Mark Fuhrman
AchtergrondEdit
Nicole Brown Simpson en Ron Goldman werden vermoord buiten Brown’s Brentwood, Los Angeles condominium in de nacht van 12 juni 1994. Robert Riske en zijn partner waren de eerste politieagenten ter plaatse in de vroege ochtend van 13 juni, en Riske vond een bebloede linkerhandschoen op de plaats delict. Minstens 14 agenten en supervisors, van wie sommigen vóór Fuhrman ter plaatse waren, meldden dat zij slechts één handschoen zagen.
Fuhrman en zijn superieur, Ronald Phillips, waren de eerste rechercheurs die arriveerden; Fuhrman’s partner, Brad Roberts, arriveerde later. Fuhrman was bekend met O.J. Simpson en Nicole Brown vanwege de huiselijk geweld oproep in 1985. Fuhrman verliet Brown’s condominium met Ronald Phillips en hoofdrechercheurs Tom Lange en Philip Vannatter, en ze gingen naar Simpson’s woning in Rockingham.
Bij de woning van Simpson vond Fuhrman een aantal bloeddruppels in en op een witte Ford Bronco die buiten geparkeerd stond. Fuhrman klom vervolgens over de muur van het pand om de andere rechercheurs binnen te laten. Zij getuigden later dat zij Simpson’s landgoed betraden zonder huiszoekingsbevel vanwege dringende omstandigheden – in het bijzonder de zorg dat Simpson zelf iets zou kunnen zijn aangedaan.
In Simpson’s gastenverblijf troffen rechercheurs Kato Kaelin aan, die tegen de rechercheurs zei dat hij eerder die nacht dreungeluiden had gehoord. Een onderzoek van het huis door Fuhrman leverde een tweede bebloede handschoen op, waarvan later werd vastgesteld dat het de rechterhandpartner was van de handschoen die op de plaats van de moord was gevonden.

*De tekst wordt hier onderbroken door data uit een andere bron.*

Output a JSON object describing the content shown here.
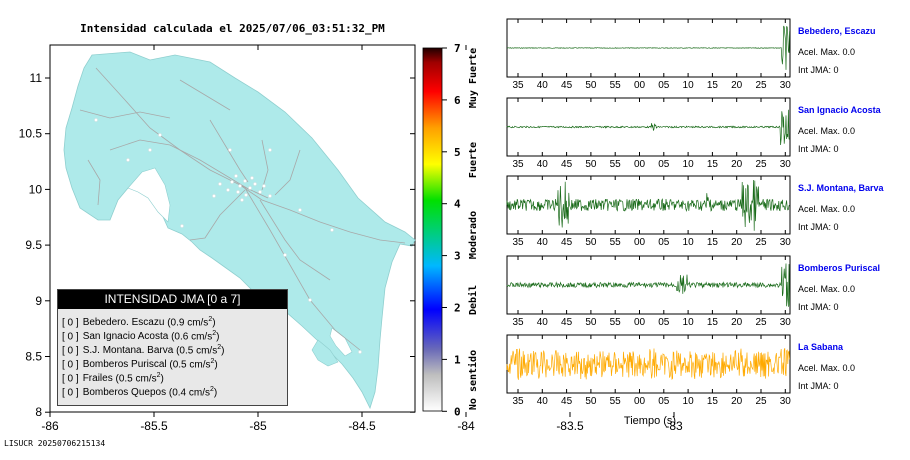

De handschoen die op het landgoed van Simpson werd gevonden en die – volgens de DNA-test – doordrenkt was met het bloed van beide slachtoffers, werd beschouwd als een van de sterkste bewijsstukken voor de aanklager. Toen Simpson tijdens het proces werd gevraagd de handschoenen aan te trekken, bleken ze te klein voor hem te zijn. Over de redenen hiervoor is gediscussieerd.

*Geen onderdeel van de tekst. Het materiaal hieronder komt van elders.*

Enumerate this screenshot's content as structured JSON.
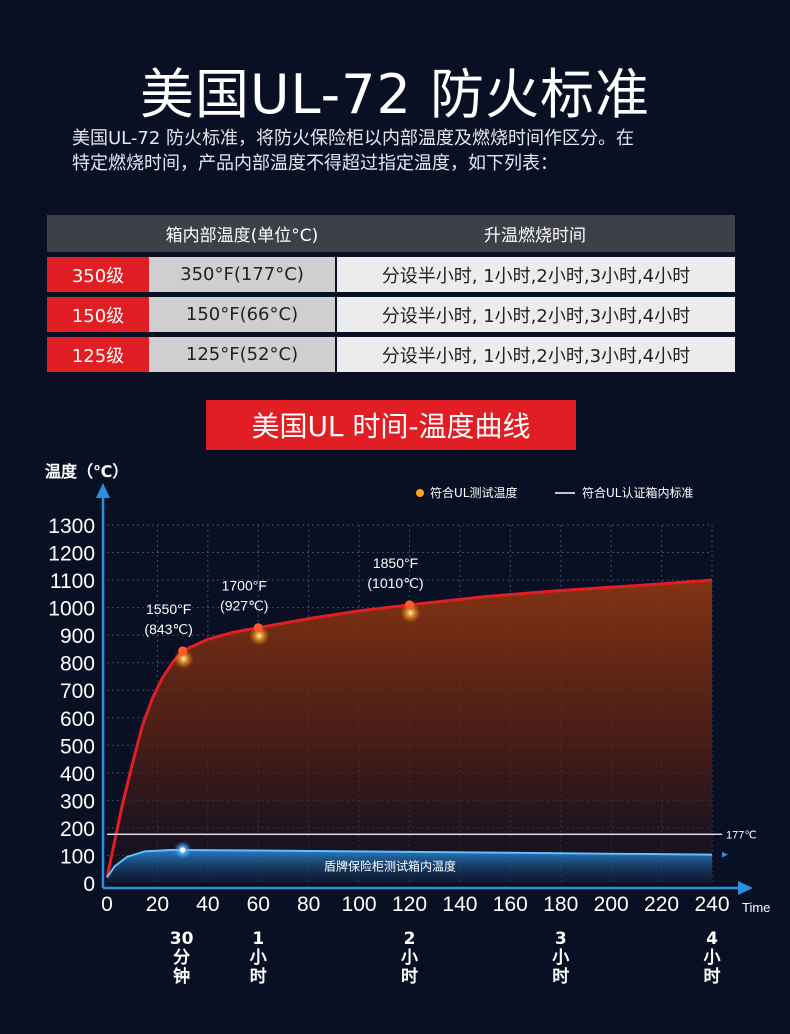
{
  "title": "美国UL-72 防火标准",
  "intro": {
    "line1": "美国UL-72  防火标准，将防火保险柜以内部温度及燃烧时间作区分。在",
    "line2": "特定燃烧时间，产品内部温度不得超过指定温度，如下列表："
  },
  "table": {
    "header": {
      "col2": "箱内部温度(单位°C)",
      "col3": "升温燃烧时间"
    },
    "rows": [
      {
        "grade": "350级",
        "temp": "350°F(177°C)",
        "time": "分设半小时, 1小时,2小时,3小时,4小时"
      },
      {
        "grade": "150级",
        "temp": "150°F(66°C)",
        "time": "分设半小时, 1小时,2小时,3小时,4小时"
      },
      {
        "grade": "125级",
        "temp": "125°F(52°C)",
        "time": "分设半小时, 1小时,2小时,3小时,4小时"
      }
    ]
  },
  "banner": "美国UL 时间-温度曲线",
  "colors": {
    "red": "#e01e24",
    "blue": "#2a8fe0",
    "background": "#0a1024"
  },
  "chart_data": {
    "type": "area",
    "ylabel": "温度（℃）",
    "xlabel": "Time",
    "xlim": [
      0,
      240
    ],
    "ylim": [
      0,
      1300
    ],
    "xticks": [
      "0",
      "20",
      "40",
      "60",
      "80",
      "100",
      "120",
      "140",
      "160",
      "180",
      "200",
      "220",
      "240"
    ],
    "yticks": [
      "0",
      "100",
      "200",
      "300",
      "400",
      "500",
      "600",
      "700",
      "800",
      "900",
      "1000",
      "1100",
      "1200",
      "1300"
    ],
    "grid": true,
    "legend": {
      "position": "top-right",
      "dot_label": "符合UL测试温度",
      "line_label": "符合UL认证箱内标准"
    },
    "series": [
      {
        "name": "符合UL测试温度",
        "color": "#e01e24",
        "points": [
          [
            0,
            20
          ],
          [
            3,
            150
          ],
          [
            6,
            280
          ],
          [
            10,
            430
          ],
          [
            14,
            570
          ],
          [
            18,
            670
          ],
          [
            22,
            745
          ],
          [
            26,
            800
          ],
          [
            30,
            843
          ],
          [
            40,
            885
          ],
          [
            50,
            910
          ],
          [
            60,
            927
          ],
          [
            80,
            960
          ],
          [
            100,
            988
          ],
          [
            120,
            1010
          ],
          [
            150,
            1040
          ],
          [
            180,
            1062
          ],
          [
            210,
            1080
          ],
          [
            240,
            1100
          ]
        ]
      },
      {
        "name": "盾牌保险柜测试箱内温度",
        "color": "#2a8fe0",
        "points": [
          [
            0,
            20
          ],
          [
            3,
            60
          ],
          [
            8,
            95
          ],
          [
            15,
            115
          ],
          [
            25,
            120
          ],
          [
            30,
            120
          ],
          [
            60,
            118
          ],
          [
            120,
            113
          ],
          [
            180,
            108
          ],
          [
            240,
            103
          ]
        ]
      }
    ],
    "reference_line": {
      "y": 177,
      "label": "177℃"
    },
    "annotations": [
      {
        "x": 30,
        "y": 843,
        "label_f": "1550°F",
        "label_c": "(843℃)"
      },
      {
        "x": 60,
        "y": 927,
        "label_f": "1700°F",
        "label_c": "(927℃)"
      },
      {
        "x": 120,
        "y": 1010,
        "label_f": "1850°F",
        "label_c": "(1010℃)"
      }
    ],
    "blue_label": "盾牌保险柜测试箱内温度",
    "blue_marker_x": 30,
    "time_marks": [
      {
        "x": 30,
        "text": "30\n分\n钟"
      },
      {
        "x": 60,
        "text": "1\n小\n时"
      },
      {
        "x": 120,
        "text": "2\n小\n时"
      },
      {
        "x": 180,
        "text": "3\n小\n时"
      },
      {
        "x": 240,
        "text": "4\n小\n时"
      }
    ]
  }
}
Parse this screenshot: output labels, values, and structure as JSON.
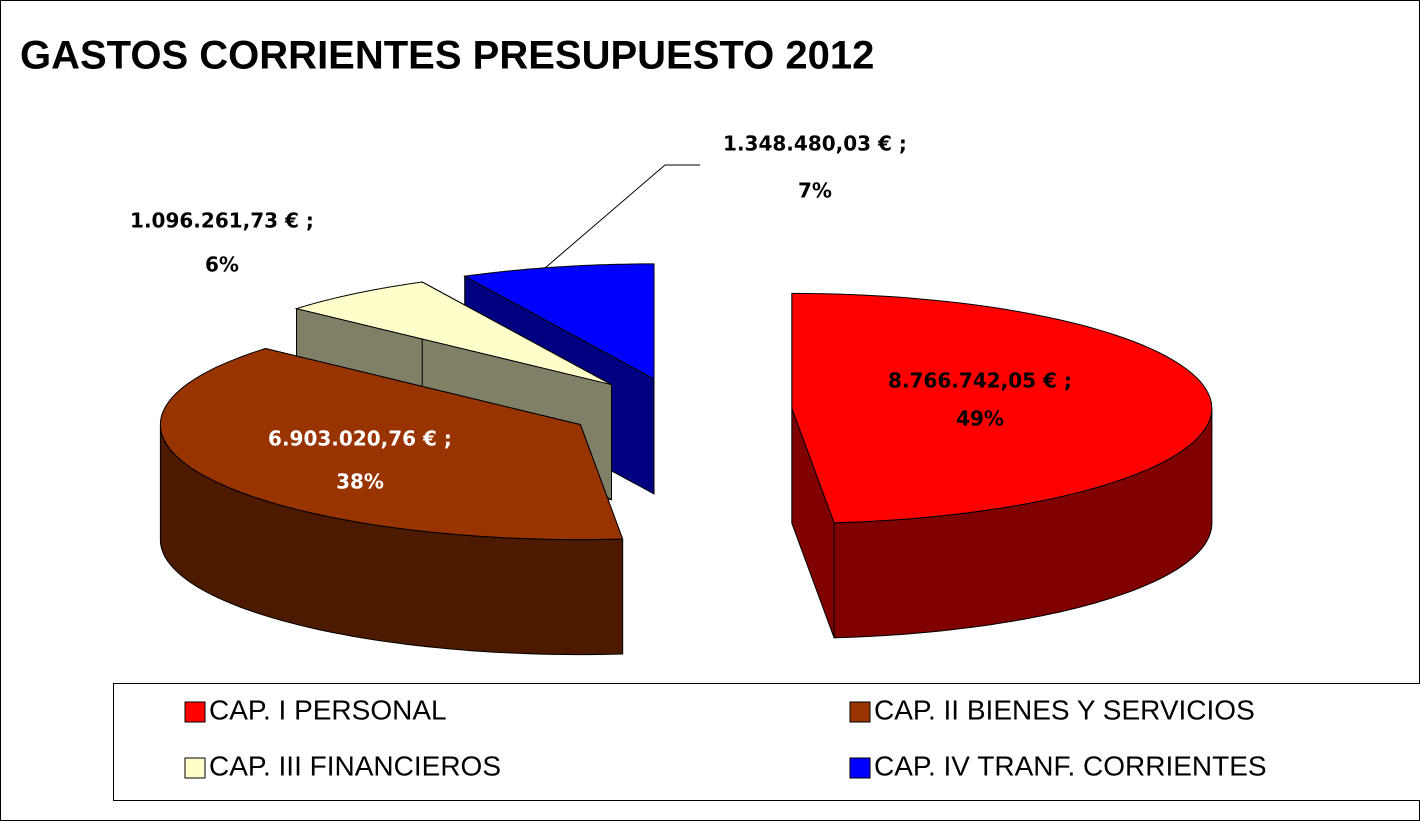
{
  "chart_data": {
    "type": "pie3d",
    "title": "GASTOS CORRIENTES PRESUPUESTO 2012",
    "categories": [
      "CAP. I PERSONAL",
      "CAP. II BIENES Y SERVICIOS",
      "CAP. III FINANCIEROS",
      "CAP. IV TRANF. CORRIENTES"
    ],
    "values": [
      8766742.05,
      6903020.76,
      1096261.73,
      1348480.03
    ],
    "value_labels": [
      "8.766.742,05 € ;",
      "6.903.020,76 € ;",
      "1.096.261,73 € ;",
      "1.348.480,03 € ;"
    ],
    "percentages": [
      49,
      38,
      6,
      7
    ],
    "percentage_labels": [
      "49%",
      "38%",
      "6%",
      "7%"
    ],
    "colors": [
      "#ff0000",
      "#993300",
      "#ffffcc",
      "#0000ff"
    ],
    "side_colors": [
      "#800000",
      "#4d1a00",
      "#808066",
      "#000080"
    ]
  }
}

Simpson werd op 17 juni gearresteerd. Op 8 juli werd tijdens een voorlopige hoorzitting vastgesteld dat er voldoende bewijs was om Simpson voor de rechter te brengen. Op 22 juli pleitte Simpson niet schuldig.
VerdedigingsstrategieEdit
In een artikel van Jeffrey Toobin in het nummer van 25 juli van The New Yorker, onthulde de verdediging dat ze van plan waren om “de race card” te spelen. Specifiek, Simpson’s verdediging team beweerde dat Fuhrman de handschoen gevonden op Simpson’s landgoed als onderdeel van een racistisch gemotiveerde inspanning om Simpson frame voor de moorden. Het artikel beschreef Fuhrman’s eerdere gebruik van racistische taal en beweringen van geweld tijdens zijn psychiatrische interviews in 1981-1982. Hoewel de psychiatrische rapporten van Fuhrman later niet-ontvankelijk werden verklaard in de zaak omdat ze te oud werden bevonden om direct relevant te zijn, werd het artikel in de New Yorker gepubliceerd voordat de juryselectie was afgerond of jurysequestratie had plaatsgevonden. Als onderdeel van de juryselectie werd aan de potentiële juryleden gevraagd in hoeverre zij door The New Yorker (en andere media) in aanraking waren gekomen met de zaak Simpson. Zij werden ook gevraagd naar hun mening over Fuhrman en andere getuigen die hadden getuigd op de preliminaire zitting.
Het proces begon op 24 januari 1995, en Fuhrman nam de getuigenbank voor de vervolging op 9 maart. Tijdens een kruisverhoor op 15 maart vroeg advocaat F. Lee Bailey aan Fuhrman of hij in de voorafgaande 10 jaar het woord “neger” had gebruikt, waarop Fuhrman antwoordde dat hij dat niet had gedaan. De verdediging probeerde getuigen en geluidsopnamen te introduceren om te bewijzen dat Fuhrman onder ede had gelogen, dat hij een bepaalde vijandigheid had tegen interraciale paren, dat hij een geschiedenis had van geweldpleging tegen Afro-Amerikanen, en dat hij een geschiedenis had van bereidheid om bewijsmateriaal of getuigenissen te fabriceren. In overeenstemming met de California Evidence Code, trachtte het openbaar ministerie dit bewijs uit te sluiten met het argument dat het te opruiend was en de overwegend zwarte jury zou kunnen beïnvloeden. Hoewel ze toegaven dat Fuhrman racistische scheldwoorden gebruikte op de tape, suggereerde de aanklager dat de rest van het materiaal slechts overdreven “puffen en blazen” was.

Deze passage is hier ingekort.